Grandpa, some ninety plus years old, sat feebly and crooked
on the patio bench. He didn't move and just sat there with his
head down, staring at his hands. When I sat down beside him,
he didn't acknowledge my presence.
The longer I sat, I wondered if he was okay. Finally, not really
wanting to disturb him, but wanting to check on him at the same
time, I asked, "Are you okay, Grandpa?"
He raised his head and looked at me and smiled.
"Yes, I'm fine," he said in a clear strong
voice. "Thank you for asking,"
"I didn't mean to disturb you, Grandpa," I
explained to him, "But you were just sitting here staring
at your hands, and I wanted to make sure nothing was wrong."
"Have you ever looked at your hands?" he asked
in his shaking voice, . . . "I mean really looked at
I slowly opened my hands and stared down at them. I turned
them over, palms up and then palms down. No, I guess I had never
really looked at my hands, as I tried to figure out the point
he was trying to make.
Grandpa smiled and related this story to me:
"Stop and think for a moment about the hands you
have and how they have served you well throughout your years.
My hands, though wrinkled, shriveled, and weak, have been
the tools I have used all my life to reach out to grab and
embrace life's opportunities and adversities.
They braced and caught me when as a toddler when I had continued
to fall upon the floor. They put food in my mouth and pulled
clothes over my back. As a child, my mother had taught me
to fold these hands in prayer.
They tied my first shoes when I was young and pulled on
my boots when I found my first job. Then later they held my
rifle while they wiped my tears away when I left your grandmother
to go off to war to defend our country.
They have been dirty, scraped raw, swollen, and bent.
They were uneasy and clumsy when I tried to hold my newborn
son. With one finger decorated with a wedding band, they showed
the world that I was married and loved someone special.
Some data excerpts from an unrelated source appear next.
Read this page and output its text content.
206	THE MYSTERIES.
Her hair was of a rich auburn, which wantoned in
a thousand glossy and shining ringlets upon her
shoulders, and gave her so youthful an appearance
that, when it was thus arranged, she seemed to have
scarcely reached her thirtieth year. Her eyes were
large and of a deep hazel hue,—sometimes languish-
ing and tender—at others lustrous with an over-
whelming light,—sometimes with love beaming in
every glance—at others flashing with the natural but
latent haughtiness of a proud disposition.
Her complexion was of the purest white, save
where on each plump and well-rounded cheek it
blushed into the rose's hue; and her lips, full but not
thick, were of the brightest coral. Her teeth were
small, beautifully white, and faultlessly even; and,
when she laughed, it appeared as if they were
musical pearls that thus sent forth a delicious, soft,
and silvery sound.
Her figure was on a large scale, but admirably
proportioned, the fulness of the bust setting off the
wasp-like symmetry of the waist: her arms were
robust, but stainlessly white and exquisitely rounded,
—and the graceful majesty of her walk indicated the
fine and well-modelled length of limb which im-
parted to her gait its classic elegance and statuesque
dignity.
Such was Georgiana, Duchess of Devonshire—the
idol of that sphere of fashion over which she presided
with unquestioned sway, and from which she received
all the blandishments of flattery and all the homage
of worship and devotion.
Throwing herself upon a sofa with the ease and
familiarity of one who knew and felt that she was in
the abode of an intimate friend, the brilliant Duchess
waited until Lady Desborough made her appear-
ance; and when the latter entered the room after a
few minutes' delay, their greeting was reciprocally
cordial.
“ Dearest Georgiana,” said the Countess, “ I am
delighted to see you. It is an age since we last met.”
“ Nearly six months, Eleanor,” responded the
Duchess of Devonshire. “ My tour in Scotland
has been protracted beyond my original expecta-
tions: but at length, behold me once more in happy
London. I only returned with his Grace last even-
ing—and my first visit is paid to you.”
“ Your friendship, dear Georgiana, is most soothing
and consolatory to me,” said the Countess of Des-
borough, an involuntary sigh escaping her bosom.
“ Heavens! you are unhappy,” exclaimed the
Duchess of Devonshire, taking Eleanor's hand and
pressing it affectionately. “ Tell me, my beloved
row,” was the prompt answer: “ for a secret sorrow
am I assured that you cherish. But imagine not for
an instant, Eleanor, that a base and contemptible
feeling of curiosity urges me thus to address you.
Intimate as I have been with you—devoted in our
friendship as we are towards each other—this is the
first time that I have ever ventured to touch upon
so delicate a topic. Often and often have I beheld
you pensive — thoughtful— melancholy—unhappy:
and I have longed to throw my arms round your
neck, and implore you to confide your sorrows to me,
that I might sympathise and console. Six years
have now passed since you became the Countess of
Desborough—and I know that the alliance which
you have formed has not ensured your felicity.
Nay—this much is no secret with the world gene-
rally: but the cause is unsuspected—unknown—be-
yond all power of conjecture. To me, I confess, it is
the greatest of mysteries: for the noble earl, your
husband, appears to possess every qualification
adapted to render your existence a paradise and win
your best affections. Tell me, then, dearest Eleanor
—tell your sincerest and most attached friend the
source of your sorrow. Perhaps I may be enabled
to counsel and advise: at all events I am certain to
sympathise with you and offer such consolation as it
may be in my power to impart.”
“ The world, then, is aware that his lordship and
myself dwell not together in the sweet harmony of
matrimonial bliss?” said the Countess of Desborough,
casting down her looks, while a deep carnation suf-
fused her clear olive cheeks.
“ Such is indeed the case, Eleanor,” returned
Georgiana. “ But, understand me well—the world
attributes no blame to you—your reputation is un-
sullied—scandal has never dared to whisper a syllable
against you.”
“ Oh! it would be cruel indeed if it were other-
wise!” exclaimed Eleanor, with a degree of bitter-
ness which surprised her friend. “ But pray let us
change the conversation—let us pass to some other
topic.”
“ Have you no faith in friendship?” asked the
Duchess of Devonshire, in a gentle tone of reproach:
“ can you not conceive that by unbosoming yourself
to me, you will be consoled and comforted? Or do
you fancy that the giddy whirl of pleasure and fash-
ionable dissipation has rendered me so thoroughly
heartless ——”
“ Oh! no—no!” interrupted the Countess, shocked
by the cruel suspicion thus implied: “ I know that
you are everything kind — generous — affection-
They wrote the letters home and walked your mother down
the isle. And they trembled and shook when I had to buried
my parents and later your grandmother. Yet, they were strong
and sure when I dug my buddy out of a foxhole and lifted a
plow off of my best friend's leg.
They have held children, consoled neighbors, and shook their
fingers in a fist when some people called me an extremist
for flying the American flag on my home. They have covered
my face, combed my hair, and washed and cleansed the rest
of my body. They have been sticky and wet, bent and broken,
and dried and raw.
And to this day when not much of anything else of me really
works well, these hands hold me up, lay me down, and again
continue to fold in prayer. These hands are the mark of where
I've been and the ruggedness of the life I've had to live.
But more importantly, it will be these hands that God
will reach out to and take when He soon leads me home. And
with these hands, He will lift me to His side, and there I
will use these hands to touch the face of His son."
Since hearing his words, I have never looked at my hands the
same way again. But I remember when God later reached out and
took my grandpa's hands and led him home.
Now when my hands are hurt or sore, or when I stroke the face
of my children and wife, I think of grandpa's words of gentle,
loving wisdom to take nothing for granted . . . even these hands.